The purpose of this paper is to study three properties of Adaptive Virtual Queue (AVQ) schemes. These properties include: (1) stability in the presence of feedback delays, (2) its ability to maintain small queue lengths, and (3) its robustness in the presence of extremely short flows.
The main contribution of this paper is to propose a simple and easy to implement AVQ algorithm that only relies on keeping track of the virtual queue size without actually enqueuing or dequeuing packets.
(1) Active Queue Management (AQM) schemes are used by routers to
intelligently select packets to mark (or drop) in a manner that conveys
information about the current state of the network to the users.
(2) (1) The implementation complexity of AVQ is comparable to RED, (2) AVQ is primarily a rate-based marking, (3) AVQ regulates utilization, (4) AVQ adapts the capacity of the virtual queue, and (5) the deired utilization and damping variables can be adjusted to determine the stability of the system.

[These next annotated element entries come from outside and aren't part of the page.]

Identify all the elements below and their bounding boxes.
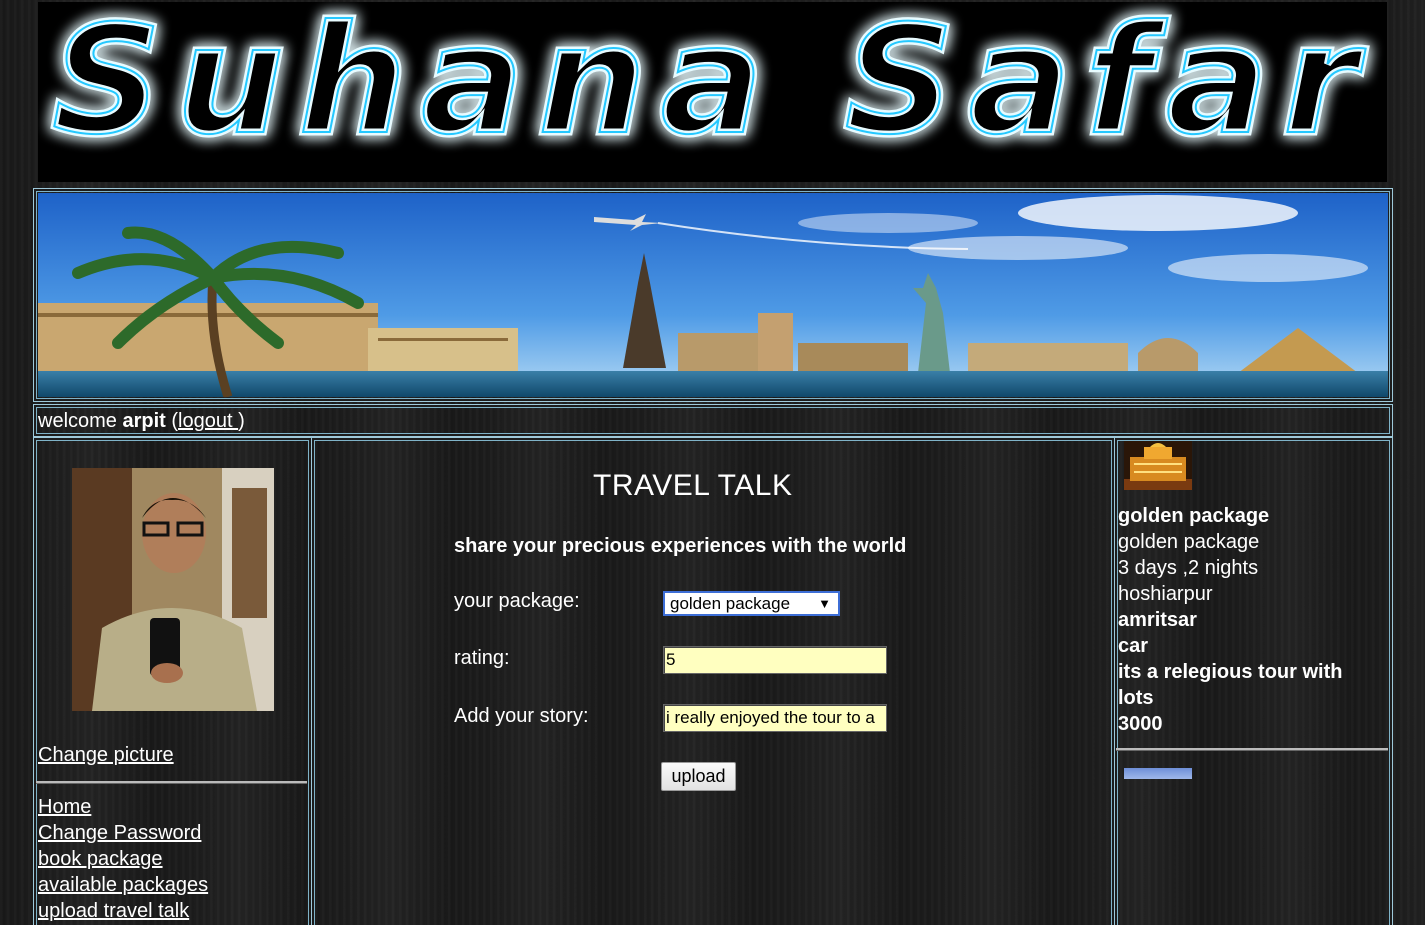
sidebar-item-upload-travel-talk[interactable]: upload travel talk xyxy=(38,898,208,924)
upload-button[interactable]: upload xyxy=(661,762,736,791)
package-price: 3000 xyxy=(1118,713,1163,735)
package-title: golden package xyxy=(1118,505,1270,527)
package-description: its a relegious tour with lots xyxy=(1118,661,1343,709)
package-duration: 3 days ,2 nights xyxy=(1118,557,1259,579)
paren-open: ( xyxy=(165,410,179,432)
sidebar-item-book-package[interactable]: book package xyxy=(38,846,208,872)
package-label: your package: xyxy=(454,590,580,612)
package-to: amritsar xyxy=(1118,609,1197,631)
sidebar-item-home[interactable]: Home xyxy=(38,794,208,820)
username: arpit xyxy=(122,410,166,432)
site-logo-banner: Suhana Safar Suhana Safar xyxy=(38,2,1387,182)
story-label: Add your story: xyxy=(454,705,589,727)
main-content xyxy=(311,437,1115,925)
sidebar-menu: Home Change Password book package availa… xyxy=(38,794,208,924)
welcome-bar: welcome arpit (logout ) xyxy=(38,408,245,434)
sidebar-item-available-packages[interactable]: available packages xyxy=(38,872,208,898)
package-divider xyxy=(1116,748,1388,751)
paren-close: ) xyxy=(238,410,245,432)
package-from: hoshiarpur xyxy=(1118,583,1213,605)
rating-label: rating: xyxy=(454,647,510,669)
package-details: golden package golden package 3 days ,2 … xyxy=(1118,503,1378,737)
package-select-value: golden package xyxy=(670,594,791,613)
sidebar-item-change-password[interactable]: Change Password xyxy=(38,820,208,846)
package-name: golden package xyxy=(1118,531,1260,553)
package-select[interactable]: golden package ▼ xyxy=(663,591,840,616)
chevron-down-icon: ▼ xyxy=(818,596,831,611)
avatar xyxy=(72,468,274,711)
package-thumbnail-2[interactable] xyxy=(1124,768,1192,779)
sidebar-divider xyxy=(36,781,307,784)
logout-link[interactable]: logout xyxy=(178,410,238,432)
change-picture-link[interactable]: Change picture xyxy=(38,744,174,767)
site-logo-outline: Suhana Safar xyxy=(52,2,1372,168)
page-subtitle: share your precious experiences with the… xyxy=(454,535,907,557)
package-transport: car xyxy=(1118,635,1149,657)
hero-banner-image xyxy=(38,193,1388,397)
package-thumbnail[interactable] xyxy=(1124,441,1192,490)
welcome-text: welcome xyxy=(38,410,123,432)
story-input[interactable]: i really enjoyed the tour to a xyxy=(663,704,887,732)
rating-input[interactable]: 5 xyxy=(663,646,887,674)
page-title: TRAVEL TALK xyxy=(593,469,793,502)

(3) The authors ran five simulation experiments to test their AVQ algorithm under various conditions.
I would rate this paper as a 4 because this paper does present a deployable AQM algorithm known as AVQ. This algorithm, which is an extension of previous work in the field of AQM, performs better than a number of other well-known AQM schemes.
To justify their results, the authors run five simulation experiments under various conditions to show that their algorithm performed better than exisitng AQM algorithms. In section 4 of this paper, the authors derive a lengthy proof of their underlying assumption. I found the authors' approach to be a solid and concise one.
One limitation of their approach is that this algorithm, I believe, would be succeptable to attacks by malicious users (as would all AQM algorithms).
One lesson researchers should take away from this work is that good research often comes in the form of studying current solutions to open problems and extending them in a simple or novel way.